A new arXiv paper investigates whether active exploration reduces the 'conjunctive handicap' in causal learning, using a blicket detector task with adult participants who could freely intervene to identify causal objects. Results show active exploration substantially improves human conjunctive causal reasoning, though conjunctive rules still require more tests than disjunctive ones. State-of-the-art LLMs approach human-level hypothesis inference accuracy but show less efficient exploration strategies and similar conjunctive-disjunctive performance gaps, raising questions about the nature of LLM causal reasoning.

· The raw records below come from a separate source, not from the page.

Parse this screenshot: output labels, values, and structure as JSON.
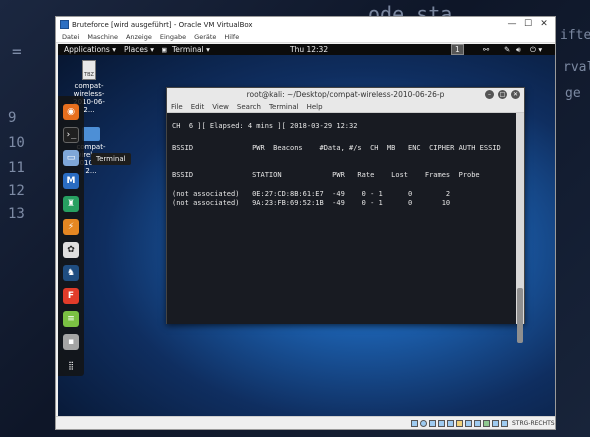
{
  "host": {
    "code_snippets": [
      "ode_sta",
      "9",
      "10",
      "11",
      "12",
      "13",
      "=",
      "ifte",
      "rval",
      "ge"
    ]
  },
  "vbox": {
    "title": "Bruteforce [wird ausgeführt] - Oracle VM VirtualBox",
    "menu": [
      "Datei",
      "Maschine",
      "Anzeige",
      "Eingabe",
      "Geräte",
      "Hilfe"
    ],
    "host_key_label": "STRG-RECHTS"
  },
  "kali_topbar": {
    "applications": "Applications ▾",
    "places": "Places ▾",
    "terminal": "Terminal ▾",
    "clock": "Thu 12:32",
    "workspace": "1"
  },
  "desktop": {
    "icon1_label": "compat-wireless-2010-06-2...",
    "icon2_label": "compat-wireless-2010-06-2...",
    "tooltip": "Terminal"
  },
  "terminal": {
    "title": "root@kali: ~/Desktop/compat-wireless-2010-06-26-p",
    "menu": [
      "File",
      "Edit",
      "View",
      "Search",
      "Terminal",
      "Help"
    ],
    "lines": [
      "CH  6 ][ Elapsed: 4 mins ][ 2018-03-29 12:32",
      "BSSID              PWR  Beacons    #Data, #/s  CH  MB   ENC  CIPHER AUTH ESSID",
      "BSSID              STATION            PWR   Rate    Lost    Frames  Probe",
      "(not associated)   0E:27:CD:8B:61:E7  -49    0 - 1      0        2",
      "(not associated)   9A:23:FB:69:52:1B  -49    0 - 1      0       10"
    ]
  }
}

Researchers trained minimal linear probes on frozen hidden states of three open-weight 7-8B models and found that total response length is linearly decodable from the prompt's final hidden state before any output is generated. The probe directions transfer across natural-language and synthetic datasets, and per-position estimates shift upward when models retract and restart partial solutions. The authors interpret this as evidence that LLMs maintain a plan-like internal representation of remaining generation length, distinct from exact-counting, though causality is not established.